A família Cavalcanti mora em uma casa espaçosa, disposta em uma ribanceira do condomínio Ubá Floresta, em Itaipu, bairro de classe média de Niterói. Tem quatro andares, mas só dois quartos. Escadas com degraus de madeira suspensos no ar ligam os ambientes, da garagem à piscina. Era uma casa muito engraçada. Ali vivia o Príncipe Tuntuntum, apelido criado pelo analista de sistemas José Augusto Cavalcanti, 47 anos, e sua mulher, a webdesigner Sandra Ronca, 45, para imitar a reação da madeira aos passos acelerados do filho caçula. Só havia silêncio quando ele dormia, estava na escola ou saía para jogar bola ou subir em árvores. Aos 12 anos, Hugo Ronca Cavalcanti não andava. Só corria. Botafoguense fanático, o pequeno era um perna-de-pau. Em campo, gritava e gesticulava, mas nada de dominar a bola. Foi assim até o sábado 1º, quando saiu de Niterói com os pais para comemorar o aniversário de um amigo no Clube Federal, Leblon, zona sul do Rio. Eram 18h quando deu um drible espetacular e quase marcou um golaço. “Eu o aplaudi, elogiei e abracei. Ele ficou eufórico. Foi a última vez que falei com ele”, conta José Augusto. Minutos depois, o pai de Hugo ouviu gritos e correu em direção ao filho. O príncipe estava caído perto da trave, inconsciente, com a camiseta ensopada de sangue. “Minha maior aflição é quando fecho os olhos, no travesseiro, e ele está nos meus braços, sangrando”, recorda o pai.

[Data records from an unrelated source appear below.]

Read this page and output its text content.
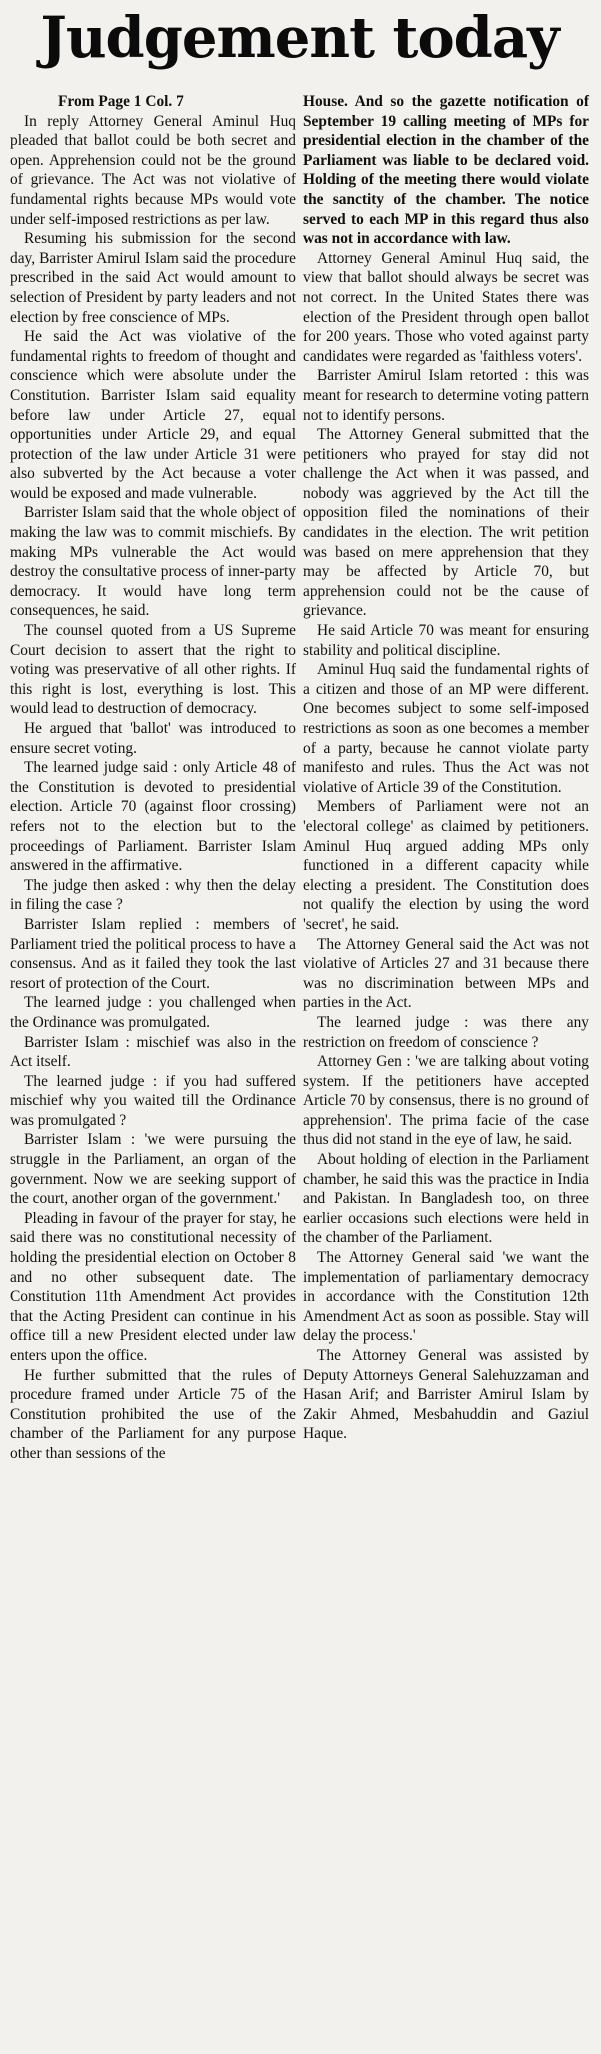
Judgement today
From Page 1 Col. 7

In reply Attorney General Aminul Huq pleaded that ballot could be both secret and open. Apprehension could not be the ground of grievance. The Act was not violative of fundamental rights because MPs would vote under self-imposed restrictions as per law.

Resuming his submission for the second day, Barrister Amirul Islam said the procedure prescribed in the said Act would amount to selection of President by party leaders and not election by free conscience of MPs.

He said the Act was violative of the fundamental rights to freedom of thought and conscience which were absolute under the Constitution. Barrister Islam said equality before law under Article 27, equal opportunities under Article 29, and equal protection of the law under Article 31 were also subverted by the Act because a voter would be exposed and made vulnerable.

Barrister Islam said that the whole object of making the law was to commit mischiefs. By making MPs vulnerable the Act would destroy the consultative process of inner-party democracy. It would have long term consequences, he said.

The counsel quoted from a US Supreme Court decision to assert that the right to voting was preservative of all other rights. If this right is lost, everything is lost. This would lead to destruction of democracy.

He argued that 'ballot' was introduced to ensure secret voting.

The learned judge said : only Article 48 of the Constitution is devoted to presidential election. Article 70 (against floor crossing) refers not to the election but to the proceedings of Parliament. Barrister Islam answered in the affirmative.

The judge then asked : why then the delay in filing the case ?

Barrister Islam replied : members of Parliament tried the political process to have a consensus. And as it failed they took the last resort of protection of the Court.

The learned judge : you challenged when the Ordinance was promulgated.

Barrister Islam : mischief was also in the Act itself.

The learned judge : if you had suffered mischief why you waited till the Ordinance was promulgated ?

Barrister Islam : 'we were pursuing the struggle in the Parliament, an organ of the government. Now we are seeking support of the court, another organ of the government.'

Pleading in favour of the prayer for stay, he said there was no constitutional necessity of holding the presidential election on October 8 and no other subsequent date. The Constitution 11th Amendment Act provides that the Acting President can continue in his office till a new President elected under law enters upon the office.

He further submitted that the rules of procedure framed under Article 75 of the Constitution prohibited the use of the chamber of the Parliament for any purpose other than sessions of the

House. And so the gazette notification of September 19 calling meeting of MPs for presidential election in the chamber of the Parliament was liable to be declared void. Holding of the meeting there would violate the sanctity of the chamber. The notice served to each MP in this regard thus also was not in accordance with law.

Attorney General Aminul Huq said, the view that ballot should always be secret was not correct. In the United States there was election of the President through open ballot for 200 years. Those who voted against party candidates were regarded as 'faithless voters'.

Barrister Amirul Islam retorted : this was meant for research to determine voting pattern not to identify persons.

The Attorney General submitted that the petitioners who prayed for stay did not challenge the Act when it was passed, and nobody was aggrieved by the Act till the opposition filed the nominations of their candidates in the election. The writ petition was based on mere apprehension that they may be affected by Article 70, but apprehension could not be the cause of grievance.

He said Article 70 was meant for ensuring stability and political discipline.

Aminul Huq said the fundamental rights of a citizen and those of an MP were different. One becomes subject to some self-imposed restrictions as soon as one becomes a member of a party, because he cannot violate party manifesto and rules. Thus the Act was not violative of Article 39 of the Constitution.

Members of Parliament were not an 'electoral college' as claimed by petitioners. Aminul Huq argued adding MPs only functioned in a different capacity while electing a president. The Constitution does not qualify the election by using the word 'secret', he said.

The Attorney General said the Act was not violative of Articles 27 and 31 because there was no discrimination between MPs and parties in the Act.

The learned judge : was there any restriction on freedom of conscience ?

Attorney Gen : 'we are talking about voting system. If the petitioners have accepted Article 70 by consensus, there is no ground of apprehension'. The prima facie of the case thus did not stand in the eye of law, he said.

About holding of election in the Parliament chamber, he said this was the practice in India and Pakistan. In Bangladesh too, on three earlier occasions such elections were held in the chamber of the Parliament.

The Attorney General said 'we want the implementation of parliamentary democracy in accordance with the Constitution 12th Amendment Act as soon as possible. Stay will delay the process.'

The Attorney General was assisted by Deputy Attorneys General Salehuzzaman and Hasan Arif; and Barrister Amirul Islam by Zakir Ahmed, Mesbahuddin and Gaziul Haque.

FOTOS: ALEXANDRE SANT’ANNA

CUMPLICIDADE Um dos hobbies do menino era fazer desenhos do pai, José Augusto. Depois, ele os espalhava pela casa. José assistia ao filho jogar futebol quando o garoto foi baleado

Poderia ter sido mais uma estripulia de Hugo, que quebrou o fêmur aos dois anos de idade – até hoje ninguém sabe como – e em março deste ano quebrou o braço jogando futebol em seu aniversário. Nem os médicos do Hospital Miguel Couto perceberam, no primeiro momento, que Hugo era mais uma vítima de bala perdida, a desgraça que virou rotina carioca. O projétil, de nove milímetros, só foi localizado na tomografia. Estava na cabeça. Hugo ficou uma semana em coma e morreu no sábado seguinte. Com duas semanas de investigação, a Polícia não sabe se a bala partiu da favela Chácara do Céu ou de algum prédio próximo. Para os pais, não faz diferença. “Nunca penso na mão que apertou o gatilho. A bala caiu do céu”, diz Sandra, buscando consolo em qualquer brecha: “Pelo menos ele não sofreu.”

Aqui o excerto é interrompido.